So, I’ve just had a chance to bend Google tools and Applescript to the service of teaching. In the event that someone else might find this interesting, I thought I’d share the story. Details are available to those who request them in the comments.

This semester, I get to teach an interdisciplinary seminar for juniors that’s writing enhanced. This means that the students need to write a lot and I need to read and comment on their writing. When I began teaching this course, I took advantage of peer reviewing. This is where each student has two other students read their writing and share comments. It gets the students to think about ‘good writing’ more (theirs and that of others). To keep them focused on the issues of interest to us in the course, I made a two-page Writing Checklist for each peer reader to fill out as they read another’s writing.

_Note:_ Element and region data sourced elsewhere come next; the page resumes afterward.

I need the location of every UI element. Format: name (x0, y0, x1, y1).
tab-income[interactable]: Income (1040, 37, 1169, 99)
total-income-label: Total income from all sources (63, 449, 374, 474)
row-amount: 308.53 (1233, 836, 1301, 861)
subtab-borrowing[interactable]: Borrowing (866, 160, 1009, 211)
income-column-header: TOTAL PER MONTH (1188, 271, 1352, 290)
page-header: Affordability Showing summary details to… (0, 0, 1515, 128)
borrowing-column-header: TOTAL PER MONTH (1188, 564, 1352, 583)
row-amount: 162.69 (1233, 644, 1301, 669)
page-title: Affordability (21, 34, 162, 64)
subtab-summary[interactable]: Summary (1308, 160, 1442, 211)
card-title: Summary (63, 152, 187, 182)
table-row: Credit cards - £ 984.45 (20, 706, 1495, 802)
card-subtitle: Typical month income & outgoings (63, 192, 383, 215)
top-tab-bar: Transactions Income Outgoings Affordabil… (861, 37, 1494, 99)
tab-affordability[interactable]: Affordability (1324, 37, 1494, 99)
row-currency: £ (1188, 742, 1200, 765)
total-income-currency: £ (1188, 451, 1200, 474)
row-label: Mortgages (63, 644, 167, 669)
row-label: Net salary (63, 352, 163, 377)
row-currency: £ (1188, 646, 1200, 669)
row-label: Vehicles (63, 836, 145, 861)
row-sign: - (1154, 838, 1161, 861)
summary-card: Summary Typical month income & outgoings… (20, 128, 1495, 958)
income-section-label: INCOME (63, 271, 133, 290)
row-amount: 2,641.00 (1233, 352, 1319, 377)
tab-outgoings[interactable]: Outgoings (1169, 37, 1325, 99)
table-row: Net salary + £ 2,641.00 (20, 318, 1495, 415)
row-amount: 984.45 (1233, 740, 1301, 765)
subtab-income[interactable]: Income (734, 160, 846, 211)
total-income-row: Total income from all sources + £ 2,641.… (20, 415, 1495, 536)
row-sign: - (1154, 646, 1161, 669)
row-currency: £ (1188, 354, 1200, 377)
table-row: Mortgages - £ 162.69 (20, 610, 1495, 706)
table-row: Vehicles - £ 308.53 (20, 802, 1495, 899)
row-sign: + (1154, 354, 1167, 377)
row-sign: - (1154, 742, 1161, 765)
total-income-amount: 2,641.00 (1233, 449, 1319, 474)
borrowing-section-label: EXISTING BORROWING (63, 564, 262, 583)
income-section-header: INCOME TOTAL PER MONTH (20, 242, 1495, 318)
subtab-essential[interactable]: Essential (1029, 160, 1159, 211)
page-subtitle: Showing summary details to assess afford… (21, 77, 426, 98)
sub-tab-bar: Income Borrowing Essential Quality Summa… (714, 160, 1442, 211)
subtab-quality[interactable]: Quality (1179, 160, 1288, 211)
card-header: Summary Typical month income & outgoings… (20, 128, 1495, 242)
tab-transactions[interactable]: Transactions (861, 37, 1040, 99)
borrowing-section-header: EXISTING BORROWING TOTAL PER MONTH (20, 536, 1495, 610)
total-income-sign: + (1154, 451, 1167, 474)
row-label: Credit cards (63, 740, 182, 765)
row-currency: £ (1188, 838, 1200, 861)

Enter this semester, where economizing and cost have led me to try to reduce the amount of paper we use in class. (Students turn in their work electronically, for example.) These ‘Writing Checklists’ require students to print the two pages out, so each essay written generates six pages (three if everyone duplexes) of paper that will be recycled in a few weeks. All this paper creates a organizational challenge for me in collecting, grading, and returning all the paperwork, meanwhile not losing anything. So I took some steps to digitize the process.

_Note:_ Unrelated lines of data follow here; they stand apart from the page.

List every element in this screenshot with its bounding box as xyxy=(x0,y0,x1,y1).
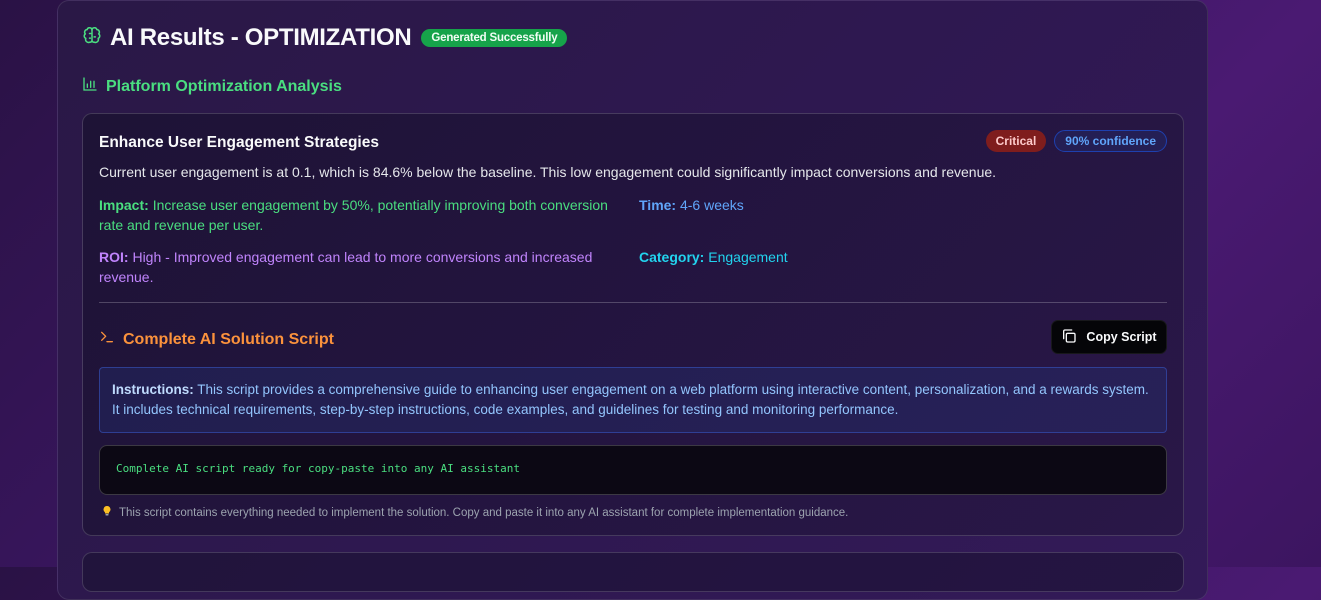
section-title: Platform Optimization Analysis xyxy=(106,77,342,95)
impact-field: Impact: Increase user engagement by 50%,… xyxy=(99,195,619,235)
instructions-label: Instructions: xyxy=(112,382,194,397)
category-field: Category: Engagement xyxy=(639,247,788,267)
category-label: Category: xyxy=(639,249,705,265)
script-code-block[interactable]: Complete AI script ready for copy-paste … xyxy=(99,445,1167,495)
brain-icon xyxy=(82,26,102,51)
time-field: Time: 4-6 weeks xyxy=(639,195,744,215)
page-title: AI Results - OPTIMIZATION xyxy=(110,24,412,51)
impact-value: Increase user engagement by 50%, potenti… xyxy=(99,197,608,233)
impact-label: Impact: xyxy=(99,197,149,213)
recommendation-badges: Critical 90% confidence xyxy=(985,130,1167,152)
category-value: Engagement xyxy=(708,249,788,265)
roi-value: High - Improved engagement can lead to m… xyxy=(99,249,593,285)
terminal-icon xyxy=(99,329,115,350)
roi-field: ROI: High - Improved engagement can lead… xyxy=(99,247,619,287)
confidence-badge: 90% confidence xyxy=(1054,130,1167,152)
status-badge: Generated Successfully xyxy=(421,29,568,47)
tip-text: This script contains everything needed t… xyxy=(119,506,849,519)
script-code-text: Complete AI script ready for copy-paste … xyxy=(116,462,520,475)
recommendation-card: Enhance User Engagement Strategies Criti… xyxy=(82,113,1184,536)
roi-label: ROI: xyxy=(99,249,129,265)
script-title: Complete AI Solution Script xyxy=(123,330,334,348)
instructions-box: Instructions: This script provides a com… xyxy=(99,367,1167,433)
tip-note: This script contains everything needed t… xyxy=(101,505,848,520)
divider xyxy=(99,302,1167,303)
instructions-text: This script provides a comprehensive gui… xyxy=(112,382,1149,417)
section-heading: Platform Optimization Analysis xyxy=(82,76,342,97)
recommendation-title: Enhance User Engagement Strategies xyxy=(99,134,379,151)
copy-icon xyxy=(1061,328,1077,347)
next-recommendation-card xyxy=(82,552,1184,592)
recommendation-description: Current user engagement is at 0.1, which… xyxy=(99,164,997,180)
copy-script-button[interactable]: Copy Script xyxy=(1051,320,1167,354)
lightbulb-icon xyxy=(101,505,113,520)
results-header: AI Results - OPTIMIZATION Generated Succ… xyxy=(82,24,568,52)
bar-chart-icon xyxy=(82,76,98,97)
time-value: 4-6 weeks xyxy=(679,197,744,213)
priority-badge: Critical xyxy=(985,130,1047,152)
time-label: Time: xyxy=(639,197,677,213)
script-heading: Complete AI Solution Script xyxy=(99,329,334,350)
copy-script-label: Copy Script xyxy=(1086,330,1157,344)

At first, I tried turning the checklist into a PDF form with Adobe Acrobat Pro. This seemed like a great idea, until I learned that such a PDF form saves its data in an FDF form. This data requires a copy of the original PDF form document to view (though the FDF form is a flat text file that could be parsed and made readable, but that’s too much work for me and my students). All this asked too much of my students. I ended up processing their FDF forms myself and sending that on to the students they reviewed. We reduced the production of paper, but PDF forms required me to do more work. Not good.

Wanting to reduce the work required of my by peer reviews, I turned to Google. Their Google Docs suite includes a Form service that allows a person to create an online survey. When a user submits data through such a survey, their data is saved in a Google Spreadsheet. Could I use this mechanism to streamline the peer review process in my class?

Turning our ‘Writing Checklist’ into a Google Form was easy. When I made it available to students, a few used it right away. Along with the survey data, the Google Spreadsheet includes a cell with the time and date the form was submitted. Nice. In addition, Google has a nice page that summarizes the data that is in the spreadsheet. I turned that off, initially.

Having this, I needed to close the loop. I needed a way to get a peer reviewer’s comments to writers. For this, I repurposed a tool I made last year. This tool uses a Numbers spreadsheet to hold my data. The spreadsheet also includes a template for a report, in this case the ‘Writing Checklist.’ An Applescript goes through the data sheet and, for each row, creates a PDF report that can be emailed to an individual. This worked like a dream. It only left me to email (by hand) the PDFs. TextExpander and keyboard shortcuts for attaching files made this relatively easy. The diagram at left summarizes this flow; vertical arrows require a human, horizontal arrows are automated.